3- No one cares. What I mean by this is that there is no one handing out awards and cookies for how you parent. No one is impressed by your grandiose attempts at perfection. Everyone is focused on their own lives and families and children. And while you may receive a “oh wow that’s awesome” or “really? I would do it another way”, they are meaningless remarks that should play no part in how you raise your child. At the end of the day, you have to listen to your heart and instincts. Everyone will have an opinion, but no one is your child’s mother except you.
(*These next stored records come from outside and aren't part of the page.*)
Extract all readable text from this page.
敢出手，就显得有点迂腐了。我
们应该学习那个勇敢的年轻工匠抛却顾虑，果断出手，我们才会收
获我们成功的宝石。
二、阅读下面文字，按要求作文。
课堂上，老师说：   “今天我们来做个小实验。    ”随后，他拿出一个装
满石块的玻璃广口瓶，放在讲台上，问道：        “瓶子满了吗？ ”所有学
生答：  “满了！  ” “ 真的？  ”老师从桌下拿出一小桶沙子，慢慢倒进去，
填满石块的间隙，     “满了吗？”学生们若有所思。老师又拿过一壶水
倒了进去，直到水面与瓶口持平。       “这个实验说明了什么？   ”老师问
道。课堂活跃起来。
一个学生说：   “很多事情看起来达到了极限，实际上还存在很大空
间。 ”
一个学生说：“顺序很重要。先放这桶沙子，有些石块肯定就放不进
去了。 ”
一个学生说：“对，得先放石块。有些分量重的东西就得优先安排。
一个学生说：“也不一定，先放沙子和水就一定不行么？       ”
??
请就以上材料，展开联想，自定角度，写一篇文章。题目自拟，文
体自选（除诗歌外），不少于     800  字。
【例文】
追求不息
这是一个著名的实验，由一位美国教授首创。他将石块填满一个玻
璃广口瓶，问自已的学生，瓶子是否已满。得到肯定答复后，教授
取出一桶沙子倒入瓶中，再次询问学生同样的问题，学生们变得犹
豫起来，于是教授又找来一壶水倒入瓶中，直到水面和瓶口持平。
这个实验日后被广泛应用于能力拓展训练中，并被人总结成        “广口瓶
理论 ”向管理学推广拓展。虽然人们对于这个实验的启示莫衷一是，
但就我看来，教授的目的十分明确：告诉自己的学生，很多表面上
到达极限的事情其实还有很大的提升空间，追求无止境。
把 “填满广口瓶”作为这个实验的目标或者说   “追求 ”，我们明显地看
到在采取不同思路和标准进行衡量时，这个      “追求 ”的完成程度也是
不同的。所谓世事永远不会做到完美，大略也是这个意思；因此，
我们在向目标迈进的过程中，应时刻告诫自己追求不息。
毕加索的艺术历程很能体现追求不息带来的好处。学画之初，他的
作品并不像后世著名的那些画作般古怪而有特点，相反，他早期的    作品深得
4- It gets better and worse and easier and harder. One hour you feel that you wish you had 49 kids because your child smiled at you or you are having a beautiful nursing moment. Then 10 seconds later he is screaming bloody murder and you have no idea why. You overcome one obstacle, and then another one surfaces. But with every struggle, there is a victory. And with every hour of sleep lost, you gain such a richness in your life. There really is no way to describe the beautiful dichotomy of parenthood. It’s such a sacrifice every minute, but when you look at your partner and scream because your baby laughed for the first time, or he latches without pain, or he turns at the sound of your voice- you know you would slay a million dragons for him.
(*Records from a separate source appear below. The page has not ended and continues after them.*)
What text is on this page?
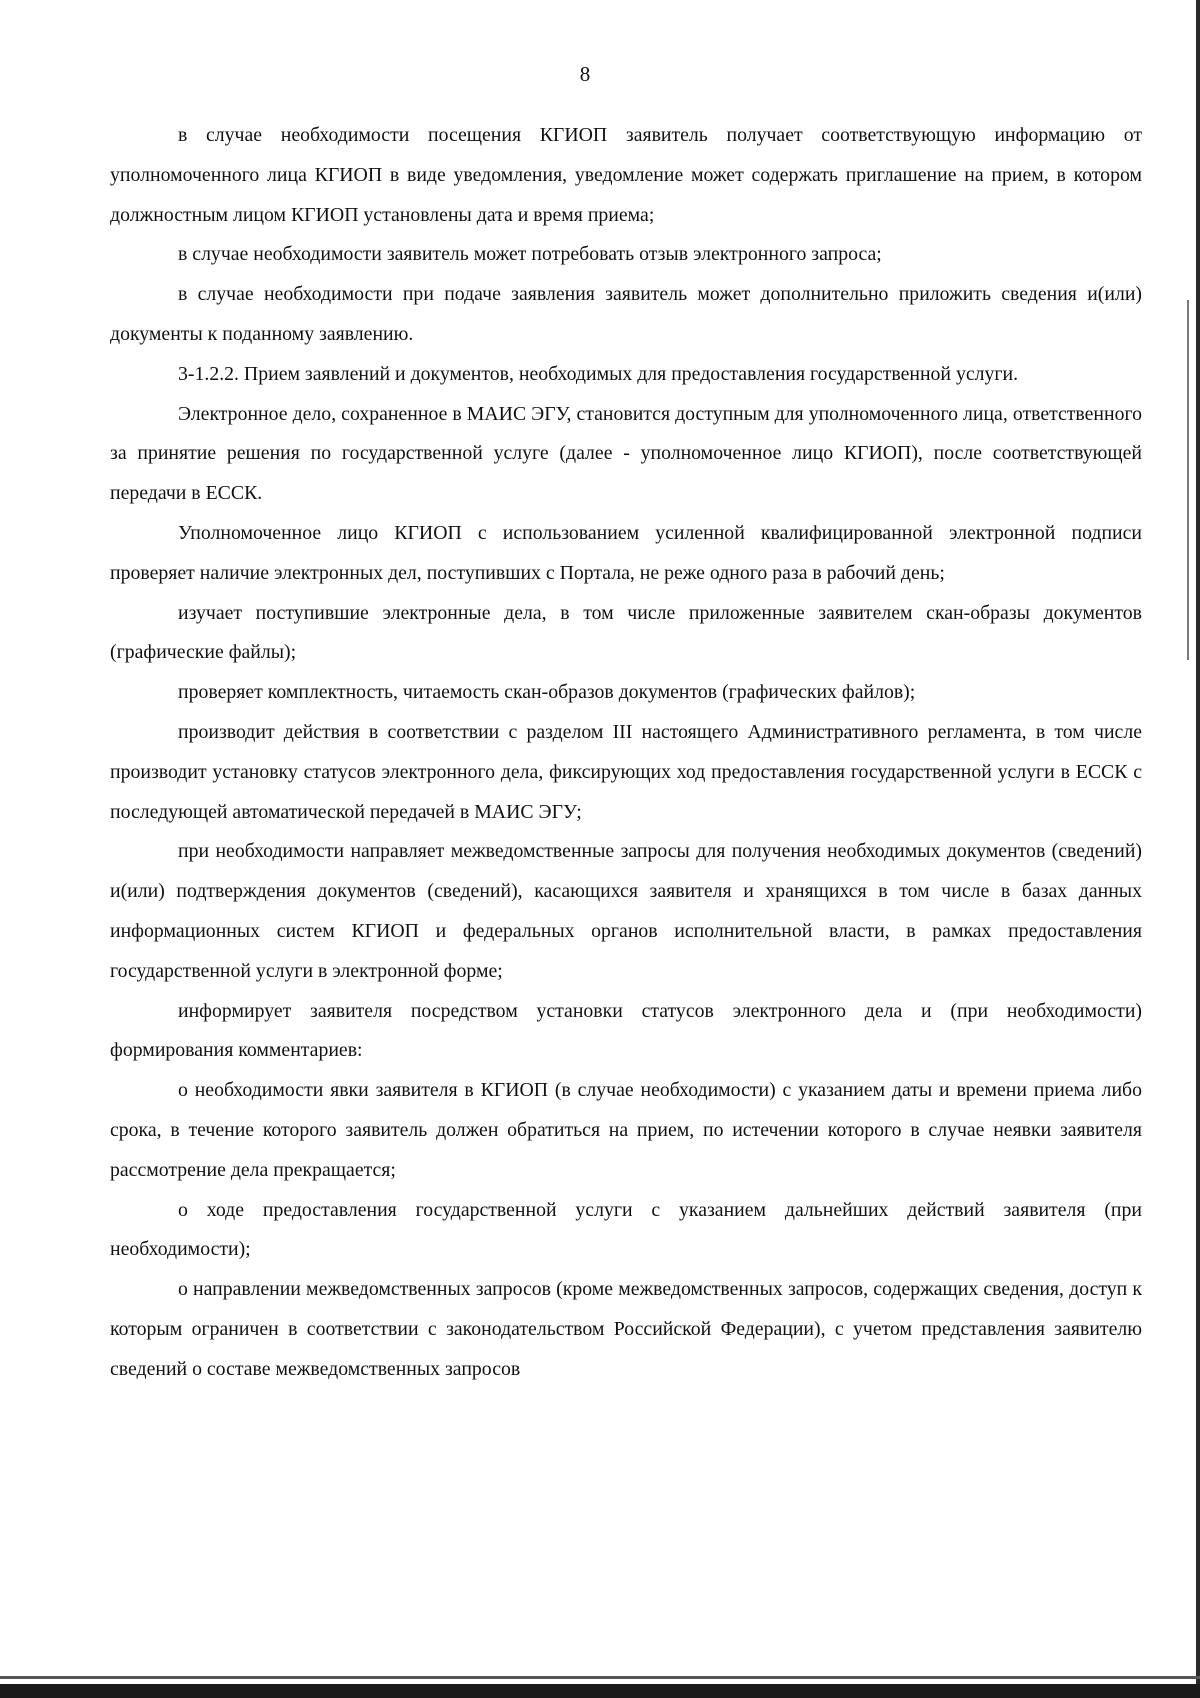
8

в случае необходимости посещения КГИОП заявитель получает соответствующую информацию от уполномоченного лица КГИОП в виде уведомления, уведомление может содержать приглашение на прием, в котором должностным лицом КГИОП установлены дата и время приема;

в случае необходимости заявитель может потребовать отзыв электронного запроса;

в случае необходимости при подаче заявления заявитель может дополнительно приложить сведения и(или) документы к поданному заявлению.

3-1.2.2. Прием заявлений и документов, необходимых для предоставления государственной услуги.

Электронное дело, сохраненное в МАИС ЭГУ, становится доступным для уполномоченного лица, ответственного за принятие решения по государственной услуге (далее - уполномоченное лицо КГИОП), после соответствующей передачи в ЕССК.

Уполномоченное лицо КГИОП с использованием усиленной квалифицированной электронной подписи проверяет наличие электронных дел, поступивших с Портала, не реже одного раза в рабочий день;

изучает поступившие электронные дела, в том числе приложенные заявителем скан-образы документов (графические файлы);

проверяет комплектность, читаемость скан-образов документов (графических файлов);

производит действия в соответствии с разделом III настоящего Административного регламента, в том числе производит установку статусов электронного дела, фиксирующих ход предоставления государственной услуги в ЕССК с последующей автоматической передачей в МАИС ЭГУ;

при необходимости направляет межведомственные запросы для получения необходимых документов (сведений) и(или) подтверждения документов (сведений), касающихся заявителя и хранящихся в том числе в базах данных информационных систем КГИОП и федеральных органов исполнительной власти, в рамках предоставления государственной услуги в электронной форме;

информирует заявителя посредством установки статусов электронного дела и (при необходимости) формирования комментариев:

о необходимости явки заявителя в КГИОП (в случае необходимости) с указанием даты и времени приема либо срока, в течение которого заявитель должен обратиться на прием, по истечении которого в случае неявки заявителя рассмотрение дела прекращается;

о ходе предоставления государственной услуги с указанием дальнейших действий заявителя (при необходимости);

о направлении межведомственных запросов (кроме межведомственных запросов, содержащих сведения, доступ к которым ограничен в соответствии с законодательством Российской Федерации), с учетом представления заявителю сведений о составе межведомственных запросов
5- You May feel depressed or anxious along with a thousand array of emotions. You won’t sleep, you won’t want anyone to touch your child, you may research every disease known to mankind, you may feel like a complete failure, you might wish you had your old life back. All of these feelings are normal & there is nothing wrong with you for feeling them. You will get through it. And whatever you need to do to feel okay, do it. Get help. Talk to someone, call someone, go for a walk, cry in your car, journal, go get your hair done, give yourself GRACE.
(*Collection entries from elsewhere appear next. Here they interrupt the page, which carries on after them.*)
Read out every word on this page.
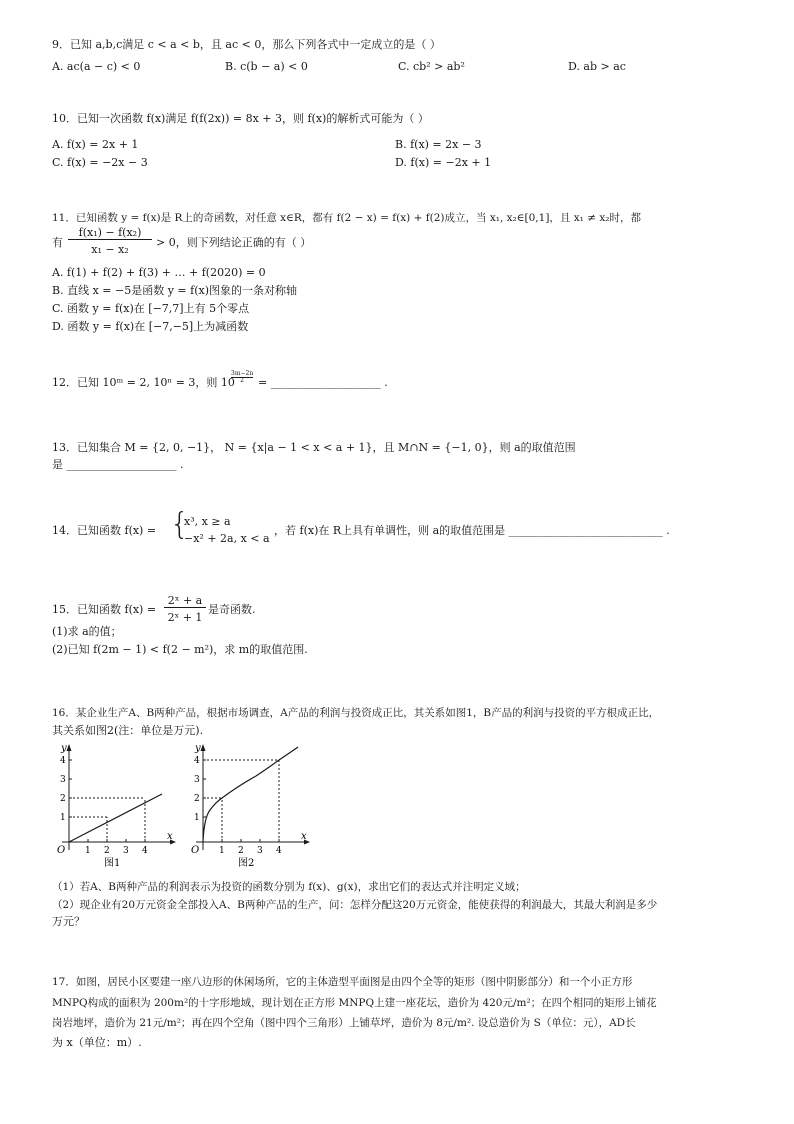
9．已知 a,b,c满足 c < a < b，且 ac < 0，那么下列各式中一定成立的是（ ）
A. ac(a − c) < 0	B. c(b − a) < 0	C. cb² > ab²	D. ab > ac
10．已知一次函数 f(x)满足 f(f(2x)) = 8x + 3，则 f(x)的解析式可能为（ ）
A. f(x) = 2x + 1	B. f(x) = 2x − 3
C. f(x) = −2x − 3	D. f(x) = −2x + 1
11．已知函数 y = f(x)是 R上的奇函数，对任意 x∈R，都有 f(2 − x) = f(x) + f(2)成立，当 x₁, x₂∈[0,1]，且 x₁ ≠ x₂时，都
有
f(x₁) − f(x₂)
x₁ − x₂
> 0，则下列结论正确的有（ ）
A. f(1) + f(2) + f(3) + … + f(2020) = 0
B. 直线 x = −5是函数 y = f(x)图象的一条对称轴
C. 函数 y = f(x)在 [−7,7]上有 5个零点
D. 函数 y = f(x)在 [−7,−5]上为减函数
12．已知 10ᵐ = 2, 10ⁿ = 3，则 10
3m−2n
2	= ____________________ .
13．已知集合 M = {2, 0, −1}， N = {x|a − 1 < x < a + 1}，且 M∩N = {−1, 0}，则 a的取值范围
是 ____________________ .
14．已知函数 f(x) = {
x³, x ≥ a
−x² + 2a, x < a
，若 f(x)在 R上具有单调性，则 a的取值范围是 ____________________________ .
15．已知函数 f(x) =
2ˣ + a
2ˣ + 1
是奇函数.
(1)求 a的值；
(2)已知 f(2m − 1) < f(2 − m²)，求 m的取值范围.
16．某企业生产A、B两种产品，根据市场调查，A产品的利润与投资成正比，其关系如图1，B产品的利润与投资的平方根成正比，
其关系如图2(注：单位是万元).
y
x
O
1
2
3
4
1 2 3 4
图1
y
x
O
1
2
3
4
1 2 3 4
图2
（1）若A、B两种产品的利润表示为投资的函数分别为 f(x)、g(x)，求出它们的表达式并注明定义域；
（2）现企业有20万元资金全部投入A、B两种产品的生产，问：怎样分配这20万元资金，能使获得的利润最大，其最大利润是多少
万元？
17．如图，居民小区要建一座八边形的休闲场所，它的主体造型平面图是由四个全等的矩形（图中阴影部分）和一个小正方形
MNPQ构成的面积为 200m²的十字形地域，现计划在正方形 MNPQ上建一座花坛，造价为 420元/m²；在四个相同的矩形上铺花
岗岩地坪，造价为 21元/m²；再在四个空角（图中四个三角形）上铺草坪，造价为 8元/m². 设总造价为 S（单位：元），AD长
为 x（单位：m）.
You are a mom. When your baby looks at you, he doesn’t see anything that you need to improve on. He doesn’t care what diapers you use or where you bought his clothes. He needs his mother just the way she is. You are enough for your child, period. You can do this. You may need a lot of help and you will certainly not do it all right, but you are enough. Be patient with yourself & listen to your instincts. You will look back & never regret the moments of sitting still and soaking it in. Throw away the schedules and the google searches, get rid of the fear and stress. Sit & hold your child- it’s the most important job you have. Everything else can wait.